Chemiluminescent immunoassay: This test is typically quantitative, lab-based, and uses whole blood, plasma, or serum samples from patients. A variation of this test can use magnetic, protein-coated microparticles, known as a chemiluminescent microparticle immunoassay. The test relies on mixing patient samples with a known viral protein, buffer reagents, and specific enzyme-labeled antibodies that allow a light-based, luminescent read-out. Any antibodies in the patient sample that react to the viral protein will form a complex. Then, (secondary) enzyme-labeled antibodies are added that bind to these complexes. This binding induces a chemical reaction that produces light. The amount of light (radiance) emitted from each sample is then be used to calculate the number of antibodies present in a patient sample. This test can look for multiple types of antibodies, including IgG, IgM, and IgA.

All reports provides a broad survey of molecular genetic assays, and serological and immunological tests for identification of COVID-19 infection. While RT-PCR has been the dominant technique for detection of viral RNA, other nucleic acid assays including isothermal amplification assays, hybridization microarray assays, amplicon-based metagenomics sequencing, and the cutting-edge CRISPR-related technologies are also under development or have resulted in approved tests.
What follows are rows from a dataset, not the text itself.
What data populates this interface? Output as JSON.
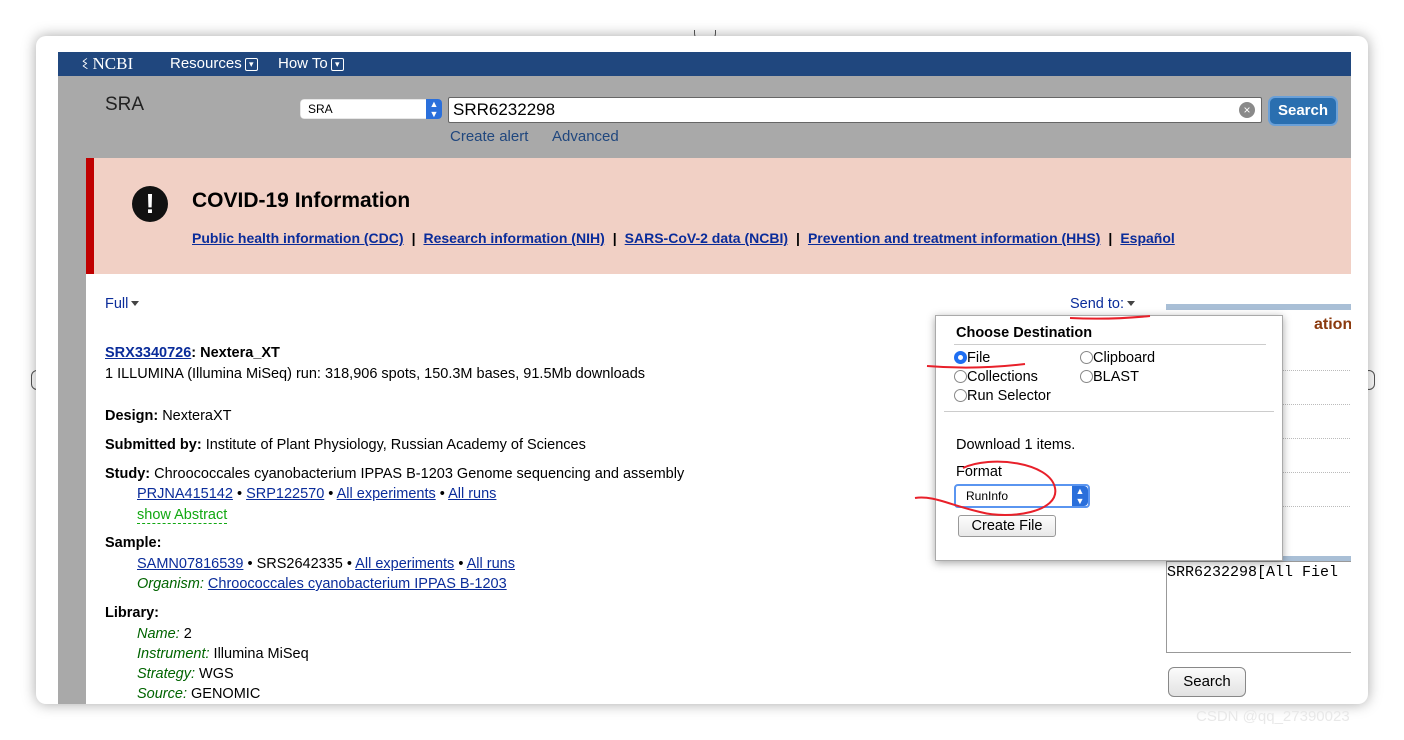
{
  "ncbi_bar": {
    "logo": "NCBI",
    "resources": "Resources",
    "how_to": "How To",
    "chevron": "▾"
  },
  "search": {
    "db_title": "SRA",
    "db_select_value": "SRA",
    "term": "SRR6232298",
    "button": "Search",
    "create_alert": "Create alert",
    "advanced": "Advanced"
  },
  "covid": {
    "title": "COVID-19 Information",
    "links": [
      "Public health information (CDC)",
      "Research information (NIH)",
      "SARS-CoV-2 data (NCBI)",
      "Prevention and treatment information (HHS)",
      "Español"
    ],
    "separator": "|"
  },
  "display": {
    "format_label": "Full",
    "send_to": "Send to:"
  },
  "record": {
    "accession": "SRX3340726",
    "title_suffix": ": Nextera_XT",
    "run_summary": "1 ILLUMINA (Illumina MiSeq) run: 318,906 spots, 150.3M bases, 91.5Mb downloads",
    "design_label": "Design:",
    "design_value": " NexteraXT",
    "submitted_label": "Submitted by:",
    "submitted_value": " Institute of Plant Physiology, Russian Academy of Sciences",
    "study_label": "Study:",
    "study_value": " Chroococcales cyanobacterium IPPAS B-1203 Genome sequencing and assembly",
    "study_links": [
      "PRJNA415142",
      "SRP122570",
      "All experiments",
      "All runs"
    ],
    "bullet": " • ",
    "show_abstract": "show Abstract",
    "sample_label": "Sample:",
    "sample_id": "SAMN07816539",
    "sample_srs": "SRS2642335",
    "sample_links": [
      "All experiments",
      "All runs"
    ],
    "organism_label": "Organism:",
    "organism_value": "Chroococcales cyanobacterium IPPAS B-1203",
    "library_label": "Library:",
    "library": {
      "name_label": "Name:",
      "name_value": " 2",
      "instrument_label": "Instrument:",
      "instrument_value": " Illumina MiSeq",
      "strategy_label": "Strategy:",
      "strategy_value": " WGS",
      "source_label": "Source:",
      "source_value": " GENOMIC"
    }
  },
  "right_panel": {
    "header_fragment": "ation",
    "query_box": "SRR6232298[All Fiel",
    "search_button": "Search"
  },
  "popup": {
    "title": "Choose Destination",
    "options": [
      "File",
      "Clipboard",
      "Collections",
      "BLAST",
      "Run Selector"
    ],
    "selected": "File",
    "download_text": "Download 1 items.",
    "format_label": "Format",
    "format_value": "RunInfo",
    "create_button": "Create File"
  },
  "watermark": "CSDN @qq_27390023",
  "colors": {
    "ncbi_blue": "#20477e",
    "covid_bg": "#f1d0c5",
    "covid_border": "#c00000",
    "link": "#0a2c9a",
    "annotation_red": "#e8202a"
  }
}
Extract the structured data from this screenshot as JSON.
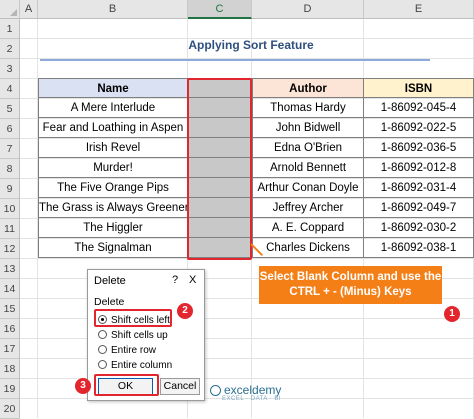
{
  "columns": [
    "A",
    "B",
    "C",
    "D",
    "E"
  ],
  "selected_column": "C",
  "rows": [
    "1",
    "2",
    "3",
    "4",
    "5",
    "6",
    "7",
    "8",
    "9",
    "10",
    "11",
    "12",
    "13",
    "14",
    "15",
    "16",
    "17",
    "18",
    "19",
    "20"
  ],
  "title": "Applying Sort Feature",
  "table": {
    "headers": [
      "Name",
      "",
      "Author",
      "ISBN"
    ],
    "rows": [
      {
        "name": "A Mere Interlude",
        "author": "Thomas Hardy",
        "isbn": "1-86092-045-4"
      },
      {
        "name": "Fear and Loathing in Aspen",
        "author": "John Bidwell",
        "isbn": "1-86092-022-5"
      },
      {
        "name": "Irish Revel",
        "author": "Edna O'Brien",
        "isbn": "1-86092-036-5"
      },
      {
        "name": "Murder!",
        "author": "Arnold Bennett",
        "isbn": "1-86092-012-8"
      },
      {
        "name": "The Five Orange Pips",
        "author": "Arthur Conan Doyle",
        "isbn": "1-86092-031-4"
      },
      {
        "name": "The Grass is Always Greener",
        "author": "Jeffrey Archer",
        "isbn": "1-86092-049-7"
      },
      {
        "name": "The Higgler",
        "author": "A. E. Coppard",
        "isbn": "1-86092-030-2"
      },
      {
        "name": "The Signalman",
        "author": "Charles Dickens",
        "isbn": "1-86092-038-1"
      }
    ]
  },
  "callout": {
    "text": "Select Blank Column and use the CTRL + - (Minus) Keys",
    "marker": "1"
  },
  "dialog": {
    "title": "Delete",
    "help": "?",
    "close": "X",
    "group_label": "Delete",
    "options": [
      "Shift cells left",
      "Shift cells up",
      "Entire row",
      "Entire column"
    ],
    "selected_option": "Shift cells left",
    "ok_label": "OK",
    "cancel_label": "Cancel",
    "marker_option": "2",
    "marker_ok": "3"
  },
  "watermark": {
    "name": "exceldemy",
    "tagline": "EXCEL · DATA · BI"
  },
  "colors": {
    "accent_red": "#e3262d",
    "callout_orange": "#f57f17",
    "header_blue": "#d9e1f2",
    "header_orange": "#fce4d6",
    "header_yellow": "#fff2cc"
  }
}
The efficiency of such testing has also been significantly improved. Ultra rapid test kits and point of-care tests are a major focus of development in order to speed up the response time for treatment and eliminate the need for elaborate laboratory equipment and waiting time involved with testing in approved laboratories.

The urgent need for accurate and rapid diagnosis of SARSCoV-2 infection remains critical as global healthcare systems continue to operate during the course of the COVID-19 pandemic. In particular, serological and immunological testing of infected asymptomatic and symptomatic individuals, and their close contacts, is expected to be in high demand. In addition to its role complementary to molecular genetic testing to confirm suspected cases, this type of testing would provide valuable information about the course and degree of immune response as well as the durability of immunity in both infected individuals and participants in vaccine clinical trials. The results from these tests may assist epidemiological assessment and can be used to manage the return to normal activities. However, many questions regarding serological tests remain to be addressed, including their degree of sensitivity and specificity. Finally, it remains to be confirmed that the presence of antibodies against SARS-CoV-2 indeed correlates with immunity to the virus.

In summary, significant progress has been made in the development of diagnostic tests despite all the remaining questions and challenges. Ongoing global efforts are working to communicate and facilitate new diagnostic assay development and worldwide test kit delivery. To promote more accurate and faster diagnostic solutions, a number of organizations are supporting these efforts by inviting assay developers to submit their test products for independent evaluation or by providing huge investments for greater collaboration. As similar initiatives and knowledge sharing become available, including collaborative technological advancements, it is likely that the COVID-19 diagnostic market will continue to thrive well into the future.